Iraqi Prime Minister Nuri al-Maliki has refused to accept the resignations of six Sunni Cabinet ministers who quit last week, a source in the prime minister's office said yesterday.
Deputy Prime Minister Salam al-Zobaie and five other ministers from the largest Sunni Arab bloc in parliament, the Accordance Front, triggered a political crisis by announcing their resignations last week.
A senior member of parliament from the Accordance Front said the ministers would still quit, despite Maliki's decision not to accept their resignations.
"We are insisting on our position. For us, the matter does not end with Maliki accepting or rejecting the resignations," Salim al-Jibouri said.
"We are talking about a program. The issue is if he accepts or refuses to accept our program," referring to the Front's lists of demands that include disbanding Shiite militias and giving the bloc a bigger say in security matters.
In other developments, US troops killed the al-Qaeda mastermind of the latest bombing at a prized Shiite shrine, and at least 13 people died when mortars rained down on their Baghdad neighborhood, official said yesterday.
Haitham Shaker Mohammed al-Badri was the al-Qaeda leader in Iraq's Emir of Salahuddin Province, and the figure responsible for the June 13 bombing of the Askariya mosque's twin minarets, the US military said in a statement.
He died in a US operation east of Samarra last Thursday, though his death was announced until yesterday.
"Al-Badri was positively identified by close associates and family members," the statement said.
Al-Badri had also been a suspect in an earlier bombing, in February last year, which destroyed the same mosque's golden dome and set in motion an unrelenting cycle of retaliatory sectarian bloodletting.

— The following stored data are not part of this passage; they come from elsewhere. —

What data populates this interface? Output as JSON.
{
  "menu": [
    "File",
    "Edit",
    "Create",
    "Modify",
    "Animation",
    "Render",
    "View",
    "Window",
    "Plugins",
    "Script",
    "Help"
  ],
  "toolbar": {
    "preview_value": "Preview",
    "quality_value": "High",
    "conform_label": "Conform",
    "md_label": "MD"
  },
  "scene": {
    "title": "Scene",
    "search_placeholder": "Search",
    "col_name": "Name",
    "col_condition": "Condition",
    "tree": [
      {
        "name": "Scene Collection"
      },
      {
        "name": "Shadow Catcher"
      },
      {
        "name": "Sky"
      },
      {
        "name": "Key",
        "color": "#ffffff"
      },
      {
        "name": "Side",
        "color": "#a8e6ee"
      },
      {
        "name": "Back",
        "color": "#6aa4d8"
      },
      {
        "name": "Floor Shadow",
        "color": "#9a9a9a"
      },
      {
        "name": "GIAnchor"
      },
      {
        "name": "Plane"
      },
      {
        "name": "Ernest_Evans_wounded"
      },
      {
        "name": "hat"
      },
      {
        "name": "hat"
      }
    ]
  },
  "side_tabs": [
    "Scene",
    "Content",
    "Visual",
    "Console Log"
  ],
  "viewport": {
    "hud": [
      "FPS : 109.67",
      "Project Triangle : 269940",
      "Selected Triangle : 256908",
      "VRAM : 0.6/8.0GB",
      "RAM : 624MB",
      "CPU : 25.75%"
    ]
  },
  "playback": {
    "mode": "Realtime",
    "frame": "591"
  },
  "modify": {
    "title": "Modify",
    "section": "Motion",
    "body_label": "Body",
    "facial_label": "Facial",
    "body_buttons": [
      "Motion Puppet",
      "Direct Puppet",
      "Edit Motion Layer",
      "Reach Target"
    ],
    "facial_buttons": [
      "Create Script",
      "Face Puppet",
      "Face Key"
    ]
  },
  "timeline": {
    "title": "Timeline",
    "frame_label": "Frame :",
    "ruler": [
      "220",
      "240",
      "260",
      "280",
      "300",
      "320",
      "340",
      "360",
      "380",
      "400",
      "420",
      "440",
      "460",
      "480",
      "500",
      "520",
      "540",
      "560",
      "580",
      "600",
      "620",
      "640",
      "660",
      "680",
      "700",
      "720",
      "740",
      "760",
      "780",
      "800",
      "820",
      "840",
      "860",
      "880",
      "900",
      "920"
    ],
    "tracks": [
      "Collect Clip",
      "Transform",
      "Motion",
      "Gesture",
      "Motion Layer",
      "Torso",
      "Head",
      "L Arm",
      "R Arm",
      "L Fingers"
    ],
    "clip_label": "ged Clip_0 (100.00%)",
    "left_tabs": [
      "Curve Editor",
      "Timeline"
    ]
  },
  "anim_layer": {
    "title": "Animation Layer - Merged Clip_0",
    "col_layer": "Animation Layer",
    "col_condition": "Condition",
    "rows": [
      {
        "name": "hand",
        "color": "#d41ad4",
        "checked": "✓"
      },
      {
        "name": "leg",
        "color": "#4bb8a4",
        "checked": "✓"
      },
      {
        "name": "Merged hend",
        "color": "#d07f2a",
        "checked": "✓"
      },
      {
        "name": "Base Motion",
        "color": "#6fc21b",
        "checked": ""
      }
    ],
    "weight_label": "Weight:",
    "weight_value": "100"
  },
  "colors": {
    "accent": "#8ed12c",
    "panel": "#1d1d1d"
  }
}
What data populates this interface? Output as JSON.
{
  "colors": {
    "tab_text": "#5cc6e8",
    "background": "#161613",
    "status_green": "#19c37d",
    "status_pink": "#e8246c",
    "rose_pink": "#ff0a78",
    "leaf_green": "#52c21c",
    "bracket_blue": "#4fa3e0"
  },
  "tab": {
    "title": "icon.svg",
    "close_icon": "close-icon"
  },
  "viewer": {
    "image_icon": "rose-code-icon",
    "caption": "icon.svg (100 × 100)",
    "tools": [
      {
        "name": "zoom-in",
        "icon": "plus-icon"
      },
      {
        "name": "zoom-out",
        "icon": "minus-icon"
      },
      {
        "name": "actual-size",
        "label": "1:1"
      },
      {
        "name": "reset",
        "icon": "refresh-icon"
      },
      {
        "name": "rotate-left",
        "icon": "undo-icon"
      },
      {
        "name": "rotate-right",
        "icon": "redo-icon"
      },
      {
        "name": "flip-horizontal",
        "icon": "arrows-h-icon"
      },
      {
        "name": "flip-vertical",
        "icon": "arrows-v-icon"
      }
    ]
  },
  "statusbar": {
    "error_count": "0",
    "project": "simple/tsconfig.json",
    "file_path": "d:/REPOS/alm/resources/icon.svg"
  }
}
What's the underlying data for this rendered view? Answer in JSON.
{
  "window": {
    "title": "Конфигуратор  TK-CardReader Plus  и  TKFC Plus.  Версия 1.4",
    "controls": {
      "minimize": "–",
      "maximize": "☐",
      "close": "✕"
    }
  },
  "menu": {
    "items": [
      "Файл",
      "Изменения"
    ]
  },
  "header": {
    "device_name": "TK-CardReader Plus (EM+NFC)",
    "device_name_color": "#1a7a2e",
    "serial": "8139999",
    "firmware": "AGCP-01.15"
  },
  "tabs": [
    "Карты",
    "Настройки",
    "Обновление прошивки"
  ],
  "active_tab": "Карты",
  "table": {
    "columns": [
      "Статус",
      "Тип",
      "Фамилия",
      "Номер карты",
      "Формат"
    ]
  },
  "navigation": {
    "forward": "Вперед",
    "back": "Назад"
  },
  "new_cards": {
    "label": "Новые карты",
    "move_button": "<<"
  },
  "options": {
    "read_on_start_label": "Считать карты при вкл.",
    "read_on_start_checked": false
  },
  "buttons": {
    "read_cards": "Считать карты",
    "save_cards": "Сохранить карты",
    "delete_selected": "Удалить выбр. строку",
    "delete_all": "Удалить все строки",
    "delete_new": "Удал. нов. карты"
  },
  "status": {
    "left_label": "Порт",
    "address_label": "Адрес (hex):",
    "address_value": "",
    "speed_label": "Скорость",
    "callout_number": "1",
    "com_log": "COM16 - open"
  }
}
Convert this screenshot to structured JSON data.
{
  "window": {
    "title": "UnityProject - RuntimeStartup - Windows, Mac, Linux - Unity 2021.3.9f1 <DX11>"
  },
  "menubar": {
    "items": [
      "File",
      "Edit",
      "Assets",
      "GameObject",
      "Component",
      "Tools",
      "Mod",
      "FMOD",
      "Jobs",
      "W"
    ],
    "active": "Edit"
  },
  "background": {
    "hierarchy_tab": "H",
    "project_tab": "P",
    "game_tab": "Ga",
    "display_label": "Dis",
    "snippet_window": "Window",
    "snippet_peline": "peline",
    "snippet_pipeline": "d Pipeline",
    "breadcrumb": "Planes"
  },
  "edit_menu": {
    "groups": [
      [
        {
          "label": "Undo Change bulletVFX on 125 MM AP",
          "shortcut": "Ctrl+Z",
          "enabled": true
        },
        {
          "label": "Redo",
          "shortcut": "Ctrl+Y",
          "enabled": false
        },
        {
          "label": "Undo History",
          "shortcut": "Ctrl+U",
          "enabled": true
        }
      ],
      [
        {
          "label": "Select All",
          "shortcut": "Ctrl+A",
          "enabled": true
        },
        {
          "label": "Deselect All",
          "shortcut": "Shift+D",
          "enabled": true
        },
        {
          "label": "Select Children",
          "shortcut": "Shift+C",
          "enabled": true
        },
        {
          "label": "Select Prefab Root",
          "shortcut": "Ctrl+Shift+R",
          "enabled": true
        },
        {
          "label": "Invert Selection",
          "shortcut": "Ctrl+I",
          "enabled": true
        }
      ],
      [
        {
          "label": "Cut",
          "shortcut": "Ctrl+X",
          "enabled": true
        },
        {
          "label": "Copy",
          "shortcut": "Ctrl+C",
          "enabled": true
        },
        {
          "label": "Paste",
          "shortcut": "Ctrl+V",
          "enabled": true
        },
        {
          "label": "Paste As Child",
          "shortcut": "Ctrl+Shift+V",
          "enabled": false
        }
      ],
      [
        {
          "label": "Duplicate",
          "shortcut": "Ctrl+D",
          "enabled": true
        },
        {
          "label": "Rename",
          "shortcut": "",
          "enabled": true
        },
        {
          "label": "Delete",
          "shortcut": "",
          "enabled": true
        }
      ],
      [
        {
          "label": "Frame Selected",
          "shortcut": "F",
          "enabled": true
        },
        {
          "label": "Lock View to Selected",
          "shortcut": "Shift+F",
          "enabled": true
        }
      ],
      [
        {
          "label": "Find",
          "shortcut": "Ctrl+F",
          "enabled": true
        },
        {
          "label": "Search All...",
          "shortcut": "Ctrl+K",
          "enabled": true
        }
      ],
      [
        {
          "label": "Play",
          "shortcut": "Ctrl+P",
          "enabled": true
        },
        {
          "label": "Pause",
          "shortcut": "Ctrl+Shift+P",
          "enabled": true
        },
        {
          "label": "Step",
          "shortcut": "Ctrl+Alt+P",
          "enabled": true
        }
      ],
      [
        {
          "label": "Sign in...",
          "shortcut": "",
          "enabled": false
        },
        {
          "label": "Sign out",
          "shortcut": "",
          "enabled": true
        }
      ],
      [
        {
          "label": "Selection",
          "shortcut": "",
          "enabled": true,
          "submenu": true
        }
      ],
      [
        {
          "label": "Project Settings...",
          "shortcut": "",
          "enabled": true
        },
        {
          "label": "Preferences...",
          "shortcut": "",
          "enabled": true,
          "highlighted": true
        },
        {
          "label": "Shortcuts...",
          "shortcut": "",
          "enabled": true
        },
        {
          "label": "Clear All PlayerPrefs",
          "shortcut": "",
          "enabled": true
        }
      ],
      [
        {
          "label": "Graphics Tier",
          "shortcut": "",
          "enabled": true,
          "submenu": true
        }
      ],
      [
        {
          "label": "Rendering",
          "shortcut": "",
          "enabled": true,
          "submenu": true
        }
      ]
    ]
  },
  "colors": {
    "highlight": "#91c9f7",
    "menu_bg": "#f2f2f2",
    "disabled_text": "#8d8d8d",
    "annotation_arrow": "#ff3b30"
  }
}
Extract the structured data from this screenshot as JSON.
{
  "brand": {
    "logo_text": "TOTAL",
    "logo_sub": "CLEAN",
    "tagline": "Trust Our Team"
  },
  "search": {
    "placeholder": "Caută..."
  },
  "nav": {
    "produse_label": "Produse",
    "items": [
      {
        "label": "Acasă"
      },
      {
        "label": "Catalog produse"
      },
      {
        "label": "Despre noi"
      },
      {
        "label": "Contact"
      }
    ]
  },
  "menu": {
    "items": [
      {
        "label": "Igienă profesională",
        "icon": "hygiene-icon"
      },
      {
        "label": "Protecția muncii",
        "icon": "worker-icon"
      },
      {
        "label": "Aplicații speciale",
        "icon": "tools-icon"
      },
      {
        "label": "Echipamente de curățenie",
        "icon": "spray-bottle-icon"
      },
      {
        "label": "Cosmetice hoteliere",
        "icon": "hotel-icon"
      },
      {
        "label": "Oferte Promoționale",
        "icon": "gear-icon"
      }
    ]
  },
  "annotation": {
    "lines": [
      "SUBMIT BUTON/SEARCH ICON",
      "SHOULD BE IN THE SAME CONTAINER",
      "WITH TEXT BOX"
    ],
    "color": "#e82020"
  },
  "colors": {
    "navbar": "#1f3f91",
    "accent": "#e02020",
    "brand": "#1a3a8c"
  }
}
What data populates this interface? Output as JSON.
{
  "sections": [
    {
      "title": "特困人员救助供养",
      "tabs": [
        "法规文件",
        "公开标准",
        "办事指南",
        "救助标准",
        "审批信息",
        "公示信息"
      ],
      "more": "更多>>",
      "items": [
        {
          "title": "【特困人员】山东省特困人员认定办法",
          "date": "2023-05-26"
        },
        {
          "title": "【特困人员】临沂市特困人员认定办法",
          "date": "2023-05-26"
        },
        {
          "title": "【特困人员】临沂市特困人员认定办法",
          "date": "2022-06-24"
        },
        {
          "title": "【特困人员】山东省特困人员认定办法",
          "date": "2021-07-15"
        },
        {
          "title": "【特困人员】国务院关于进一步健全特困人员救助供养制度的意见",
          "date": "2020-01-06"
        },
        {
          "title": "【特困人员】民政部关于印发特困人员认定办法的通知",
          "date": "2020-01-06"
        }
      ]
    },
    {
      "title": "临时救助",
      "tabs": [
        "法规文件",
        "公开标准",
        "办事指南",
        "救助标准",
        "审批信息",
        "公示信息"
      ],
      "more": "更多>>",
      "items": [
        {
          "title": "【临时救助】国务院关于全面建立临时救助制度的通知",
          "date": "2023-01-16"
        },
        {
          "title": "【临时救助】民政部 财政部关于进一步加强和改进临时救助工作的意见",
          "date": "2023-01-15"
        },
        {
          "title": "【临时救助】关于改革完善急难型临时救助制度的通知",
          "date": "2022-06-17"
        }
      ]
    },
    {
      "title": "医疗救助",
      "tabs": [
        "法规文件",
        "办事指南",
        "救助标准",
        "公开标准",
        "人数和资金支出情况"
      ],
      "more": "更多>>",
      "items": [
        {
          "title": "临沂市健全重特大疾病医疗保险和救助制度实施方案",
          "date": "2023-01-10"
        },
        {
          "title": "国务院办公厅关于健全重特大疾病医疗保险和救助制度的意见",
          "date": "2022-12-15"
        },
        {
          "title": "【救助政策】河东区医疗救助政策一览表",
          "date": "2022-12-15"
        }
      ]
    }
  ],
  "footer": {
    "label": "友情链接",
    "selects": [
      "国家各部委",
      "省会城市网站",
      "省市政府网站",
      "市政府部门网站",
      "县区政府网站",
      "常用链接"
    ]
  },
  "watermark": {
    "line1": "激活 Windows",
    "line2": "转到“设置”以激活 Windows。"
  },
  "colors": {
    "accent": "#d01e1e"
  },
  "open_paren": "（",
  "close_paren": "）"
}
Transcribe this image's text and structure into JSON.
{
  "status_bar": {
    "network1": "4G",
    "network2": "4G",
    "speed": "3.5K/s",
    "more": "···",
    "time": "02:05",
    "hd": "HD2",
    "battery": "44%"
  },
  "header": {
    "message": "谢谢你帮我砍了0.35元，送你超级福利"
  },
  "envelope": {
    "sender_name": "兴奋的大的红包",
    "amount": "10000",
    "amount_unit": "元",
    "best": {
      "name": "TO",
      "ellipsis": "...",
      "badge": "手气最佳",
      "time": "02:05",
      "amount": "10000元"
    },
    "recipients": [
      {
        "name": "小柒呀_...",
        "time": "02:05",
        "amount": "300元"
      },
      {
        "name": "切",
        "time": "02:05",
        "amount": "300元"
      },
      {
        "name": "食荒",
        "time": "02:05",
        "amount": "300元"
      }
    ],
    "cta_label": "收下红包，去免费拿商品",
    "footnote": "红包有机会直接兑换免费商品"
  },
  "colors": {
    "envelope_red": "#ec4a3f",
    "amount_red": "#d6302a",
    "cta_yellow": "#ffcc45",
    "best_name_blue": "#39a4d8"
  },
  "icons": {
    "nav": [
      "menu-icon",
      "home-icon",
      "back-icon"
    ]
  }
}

He was one of about 80 suspects detained in US and Iraqi raids in the Samarra area over the past week, the US military said.
More than 1,000 Iraqi soldiers and police took part in the giant operation, backed by US paratroopers, it said.
Meanwhile, 13 people were killed early yesterday morning and 14 wounded by mortar shells in southeast Baghdad, police said.
At least three mortars hit the Mashtal area on the eastern side of the Tigris River, a police officer said on condition of anonymity out of security concerns.
It was unclear whether they were aimed at the area, or whether the shells fell short of their intended targeted.
Police and witnesses said two of the mortar shells landed near a gas station where people were lining up for fuel at the start of the work week.
Many of the victims were burned by fuel that burst into flames from the attack, the officers said.
"Shrapnel hit my front window ... then two explosions took place," said minibus driver Ali Abdul-Karim, 28. "Me and other drivers ran fast toward the sound of the explosions, to help evacuate the victims."
Abdul-Karim described a ghastly scene, with rescuers scurrying to discern the wounded from the dead.
Also yesterday, six gunmen were killed and 10 others arrested during clashes with Iraqi soldiers in Mosul, 360km northwest of Baghdad, the Iraqi Army said.